Bruno Vieira Amaral. Prémio Saramago "aumentará a expectativa dos leitores"

Em dois anos, é o quarto prémio atribuído ao livro “As Primeiras Coisas”, o primeiro romance de Bruno Vieira Amaral. A obra venceu o Prémio José Saramago, depois dos prémios Fernando Namora, PEN Narrativa e Livro do Ano da revista Time Out.

Natural do Barreiro, o escritor, agora editor-adjunto da Revista LER, recebeu esta terça-feira, na Fundação José Saramago, em Lisboa, o galardão no valor de 25 mil euros.

“O que o escritor faz”, diz em entrevista, é pegar na realidade “e torná-la literatura”.

É uma responsabilidade para um jovem escritor carregar na sua carreira prémios com nomes maiores da literatura, como José Saramago e Fernando Namora?

É uma grande alegria, um orgulho e uma satisfação enorme ver o meu nome associado a nomes tão importantes e ter o reconhecimento do júri pela qualidade e interesse do livro. Se aumenta a responsabilidade? Eu creio que altera mais a expectativa dos leitores e do público. Quem nunca ouviu falar do livro vai ouvir agora. Quem já o leu vai ficar com mais expectativa em relação ao próximo. O livro que estou a escrever agora comecei antes de este ser publicado, por isso tento alhear-me um pouco disso. Tenho a noção de que isto altera a percepção pública daquilo que escrevo

“As Primeiras Coisas” é um livro que apresenta um fresco de um país?

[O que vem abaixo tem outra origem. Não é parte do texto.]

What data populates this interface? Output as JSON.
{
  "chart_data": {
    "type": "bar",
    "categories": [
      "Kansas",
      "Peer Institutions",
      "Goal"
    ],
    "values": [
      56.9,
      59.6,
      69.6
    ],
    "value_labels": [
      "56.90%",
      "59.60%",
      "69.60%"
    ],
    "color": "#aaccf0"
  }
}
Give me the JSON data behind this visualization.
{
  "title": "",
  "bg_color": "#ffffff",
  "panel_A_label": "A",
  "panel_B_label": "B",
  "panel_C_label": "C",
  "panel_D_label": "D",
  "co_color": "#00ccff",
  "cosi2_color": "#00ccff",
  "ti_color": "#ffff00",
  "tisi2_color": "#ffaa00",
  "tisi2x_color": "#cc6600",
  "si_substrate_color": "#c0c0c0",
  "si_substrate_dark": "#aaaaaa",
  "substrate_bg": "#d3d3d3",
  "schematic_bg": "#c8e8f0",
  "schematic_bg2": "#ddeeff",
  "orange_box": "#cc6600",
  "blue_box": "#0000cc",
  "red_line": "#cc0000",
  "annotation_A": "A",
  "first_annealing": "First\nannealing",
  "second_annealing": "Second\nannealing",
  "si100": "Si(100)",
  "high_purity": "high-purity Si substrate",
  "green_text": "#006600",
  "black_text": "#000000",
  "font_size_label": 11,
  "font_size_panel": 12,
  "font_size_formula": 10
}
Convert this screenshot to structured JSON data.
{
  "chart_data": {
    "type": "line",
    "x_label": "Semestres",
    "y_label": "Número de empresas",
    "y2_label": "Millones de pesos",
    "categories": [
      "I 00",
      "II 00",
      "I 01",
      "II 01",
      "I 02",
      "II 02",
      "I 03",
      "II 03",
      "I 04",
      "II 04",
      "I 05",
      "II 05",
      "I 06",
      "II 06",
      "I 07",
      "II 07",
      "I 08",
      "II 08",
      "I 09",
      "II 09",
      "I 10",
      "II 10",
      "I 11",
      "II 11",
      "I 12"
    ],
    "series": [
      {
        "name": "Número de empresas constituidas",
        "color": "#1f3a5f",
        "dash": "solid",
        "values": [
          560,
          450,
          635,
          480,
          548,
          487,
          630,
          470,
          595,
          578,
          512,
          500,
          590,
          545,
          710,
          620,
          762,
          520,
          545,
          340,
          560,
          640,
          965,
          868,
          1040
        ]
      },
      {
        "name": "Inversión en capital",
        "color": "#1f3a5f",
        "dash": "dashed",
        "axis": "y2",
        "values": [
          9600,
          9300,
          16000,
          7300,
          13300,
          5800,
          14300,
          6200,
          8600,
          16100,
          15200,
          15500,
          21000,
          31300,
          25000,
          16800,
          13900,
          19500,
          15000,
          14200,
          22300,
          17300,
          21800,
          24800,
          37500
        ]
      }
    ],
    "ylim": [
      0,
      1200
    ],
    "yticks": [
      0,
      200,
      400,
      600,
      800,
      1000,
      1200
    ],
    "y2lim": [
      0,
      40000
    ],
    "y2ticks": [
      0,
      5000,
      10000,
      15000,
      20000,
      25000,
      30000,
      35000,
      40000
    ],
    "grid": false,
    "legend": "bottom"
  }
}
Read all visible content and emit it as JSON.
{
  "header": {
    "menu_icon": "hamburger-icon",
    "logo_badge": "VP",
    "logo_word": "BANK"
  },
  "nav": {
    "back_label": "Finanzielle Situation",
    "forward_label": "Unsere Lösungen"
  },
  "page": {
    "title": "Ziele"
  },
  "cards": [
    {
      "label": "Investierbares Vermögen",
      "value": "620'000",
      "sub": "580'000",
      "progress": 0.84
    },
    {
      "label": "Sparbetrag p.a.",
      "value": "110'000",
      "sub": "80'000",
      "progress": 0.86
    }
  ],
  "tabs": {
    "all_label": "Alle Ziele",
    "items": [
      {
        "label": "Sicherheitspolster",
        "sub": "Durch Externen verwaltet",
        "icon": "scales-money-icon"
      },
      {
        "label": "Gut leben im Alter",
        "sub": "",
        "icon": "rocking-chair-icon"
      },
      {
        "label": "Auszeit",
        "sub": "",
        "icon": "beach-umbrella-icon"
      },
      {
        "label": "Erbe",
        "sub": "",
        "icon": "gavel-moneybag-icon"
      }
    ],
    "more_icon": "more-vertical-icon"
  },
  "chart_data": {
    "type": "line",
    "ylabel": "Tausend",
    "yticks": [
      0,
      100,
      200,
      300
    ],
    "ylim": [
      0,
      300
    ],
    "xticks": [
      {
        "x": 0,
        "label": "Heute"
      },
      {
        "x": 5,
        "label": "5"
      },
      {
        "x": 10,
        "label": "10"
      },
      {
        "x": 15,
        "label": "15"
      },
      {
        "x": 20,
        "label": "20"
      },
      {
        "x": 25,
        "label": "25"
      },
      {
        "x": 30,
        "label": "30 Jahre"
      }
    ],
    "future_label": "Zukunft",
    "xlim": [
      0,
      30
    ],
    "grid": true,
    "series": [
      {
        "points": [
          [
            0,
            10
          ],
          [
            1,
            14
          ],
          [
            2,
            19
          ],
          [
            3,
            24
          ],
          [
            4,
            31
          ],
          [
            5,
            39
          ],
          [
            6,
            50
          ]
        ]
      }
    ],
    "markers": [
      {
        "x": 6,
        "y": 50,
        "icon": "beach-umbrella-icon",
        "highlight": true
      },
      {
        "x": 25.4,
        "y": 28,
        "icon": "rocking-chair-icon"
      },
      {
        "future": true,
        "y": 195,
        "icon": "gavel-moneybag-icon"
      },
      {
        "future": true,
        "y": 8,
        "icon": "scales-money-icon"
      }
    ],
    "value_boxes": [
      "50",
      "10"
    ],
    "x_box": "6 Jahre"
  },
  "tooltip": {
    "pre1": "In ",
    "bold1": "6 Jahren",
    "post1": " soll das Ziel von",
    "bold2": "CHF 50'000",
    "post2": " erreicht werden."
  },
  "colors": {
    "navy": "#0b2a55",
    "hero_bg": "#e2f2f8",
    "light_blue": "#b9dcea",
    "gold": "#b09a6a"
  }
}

Diria que é um fresco miniatural. É um fresco que parte de um ângulo subjectivo de um narrador que está a atravessar uma crise pessoal e que regressa ao bairro onde cresceu e vê-se confrontado com o universo que deixou para trás. Ele vive um processo de reconciliação com esse seu passado e com ele mesmo. Ele reconcilia-se, virando-se para fora, para os habitantes daquele bairro. É aí que oferece essa multidão de personagens. Não tem aquela respiração do grande romance, digamos que mistura a autoficção com o olhar para fora. De certa forma, o narrador pacifica-se com esse olhar para os outros.

Ao receber o prémio, dedicou-o aos seus vizinhos de um bairro na margem Sul do Tejo. Até que ponto o mundo onde o escritor habita é o que mais o inspira?

Depende do que escreve. Para mim, neste livro foi fundamental, mesmo que as pessoas não estejam retratadas de forma exaustiva. Peguei em algumas características dessas pessoas que conheci para formar e construir as minhas personagens. Há colagens de pessoas da minha família.

Sendo este livro sobre “As Primeiras Coisas”, peguei em muitas das minhas memórias para construir as personagens e as situações.

Respeito sempre a autonomia da literatura e da ficção. A ficção pode inspirar-se na realidade. Em certos casos é necessário que reflicta sobre a realidade, mas também para que a recrie e transforme. Não se pode limitar a ser uma transcrição ou cópia, que será sempre mais pálida do que o original. O que o escritor faz é pegar nessa matéria-prima e torná-la literatura. Mas o mais importante são as personagens e as pessoas.